The talented man produced many films, painting and other creations eventually turning art into a mass phenomenon. Pittsburgh, Pennsylvania is home to the largest museum in the United States of America dedicated to one specific artist. The Andy Warhol Museum consists of the most widespread perpetual collection coming from the man himself. Warhol’s artistic ability was produced in many ways including hand drawing, painting, printmaking, photography, silk screening and sculpture. In the 1960’s Warhol became a successful commercial illustrator and began to make paintings of iconic American products.
He was seeking not only to make art of mass-produced items but than to mass-produce the art he made. In April 1961, Warhol created work based on advertising imagery and comic strip characters, which were publicized for a short period of time at a department store. Warhol soon discovered artists who painted comic strips as well and immediately decided he a new subject matter was necessary. Found in millions of American homes, the soup can became Andy Warhol’s next craze. Andy Warhol’s Campbell’s Soup Cans were first displayed in Los Angeles in 1962.
The exhibit was confined of thirty-two soup can portraits but Warhol’s stood out and transformed him into a sudden sensation. His still- life paintings idea came from Post-War economic recovery where the household brand of packaged food was most popular. Warhol produced many varieties of soup when coming up with the idea but ‘Tomato’ was his most favored and cherished. The particular flavor matched his idea being the original and best seller. Not only was this a painting of a tin of canned soup but a piece of artwork with pure visual qualities of curved lines and iconic graphic imagery.
The artist used his own style to enhance and strengthen the soup can painting creating a superior image. Warhol’s start of the use of silkscreen began in the year that he discovered the soup can obsession. He turned away from his blotted-line technique and chose to use paint and canvas for his next creation until he discovered silk screening. This made Campbell’s Tomato Soup Can one of the original examples of landscape transformation. Warhol questioned the use of artistic subjectivity while using the commercial base process of silkscreen to superficially change the ordinary piece of art.
The technique used a specially prepared section of silk as a stencil, allowing one silk-screen to create similar patterns multiple times. Ironically, Warhol used this style for the rest of his life and career as a artist. Painted in 1962, The Campbell’s Soup Can sequence gave Warhol a chance to portray his optimistic outlooks on modern culture. Warhol connected his artwork with realistic situations happening in the world around him. When he first exhibited Campbell’s Soup Cans, each of the thirty-two canvases rested on a shelf mounted on the wall, resembling groceries in a store.
The number of paintings corresponded to the assortment of soup then sold by the Campbell Soup Company. Other than being a definite image to deep design sensibility, the Campbell Soup Can also had a personal significance to Andy Warhol. The artist stated, “Because I used to drink it. I used to have the same lunch every day, for twenty years, I guess, the same thing over and over again. Someone said my life has dominated me; I liked that idea”. The painting is a symbol of memories for Warhol while growing up.

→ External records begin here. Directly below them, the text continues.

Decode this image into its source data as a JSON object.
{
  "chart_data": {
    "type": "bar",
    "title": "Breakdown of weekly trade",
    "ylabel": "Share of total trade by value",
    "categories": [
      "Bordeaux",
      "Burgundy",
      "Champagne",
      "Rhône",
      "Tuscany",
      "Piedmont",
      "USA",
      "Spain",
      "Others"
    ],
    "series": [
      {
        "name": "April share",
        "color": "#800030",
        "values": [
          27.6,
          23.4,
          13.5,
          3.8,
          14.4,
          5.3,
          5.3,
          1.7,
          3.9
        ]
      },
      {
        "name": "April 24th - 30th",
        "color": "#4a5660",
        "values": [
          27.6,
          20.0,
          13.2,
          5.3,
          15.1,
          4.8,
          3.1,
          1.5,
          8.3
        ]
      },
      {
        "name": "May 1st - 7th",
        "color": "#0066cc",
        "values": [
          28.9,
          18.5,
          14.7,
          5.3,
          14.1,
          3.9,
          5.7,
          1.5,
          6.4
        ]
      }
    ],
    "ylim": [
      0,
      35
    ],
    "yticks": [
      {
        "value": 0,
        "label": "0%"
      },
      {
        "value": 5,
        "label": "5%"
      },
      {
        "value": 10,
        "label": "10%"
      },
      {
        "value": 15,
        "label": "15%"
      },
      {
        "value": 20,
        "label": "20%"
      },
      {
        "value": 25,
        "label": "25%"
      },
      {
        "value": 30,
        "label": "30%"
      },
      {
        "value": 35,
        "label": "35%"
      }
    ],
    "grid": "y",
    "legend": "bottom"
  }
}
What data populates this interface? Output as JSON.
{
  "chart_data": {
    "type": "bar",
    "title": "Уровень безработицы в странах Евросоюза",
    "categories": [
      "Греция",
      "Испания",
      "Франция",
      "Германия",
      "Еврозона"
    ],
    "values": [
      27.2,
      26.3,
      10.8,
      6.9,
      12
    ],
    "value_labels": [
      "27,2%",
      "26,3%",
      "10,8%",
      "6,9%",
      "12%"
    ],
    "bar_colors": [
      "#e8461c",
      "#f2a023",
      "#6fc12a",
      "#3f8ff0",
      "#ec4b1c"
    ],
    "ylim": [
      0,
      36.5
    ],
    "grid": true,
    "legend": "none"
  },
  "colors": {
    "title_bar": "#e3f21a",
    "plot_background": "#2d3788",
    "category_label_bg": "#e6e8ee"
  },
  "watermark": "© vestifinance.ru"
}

His work will forever resemble his childhood years while growing up to be such a talented and unforgettable figure in the pop art culture. Many critiques and opinions were shaped after Warhol’s painting dominated the art culture. Some individuals praised the brilliance and modernity of Warhol’s soup can idea while others portrayed it as a boring piece of work. Regardless of why Andy Warhol chose soup cans as a subject matter, by representing something as ordinary as a soup can on canvas this demonstrated that “at bottom, the ordinary is not ordinary; it is extraordinary”.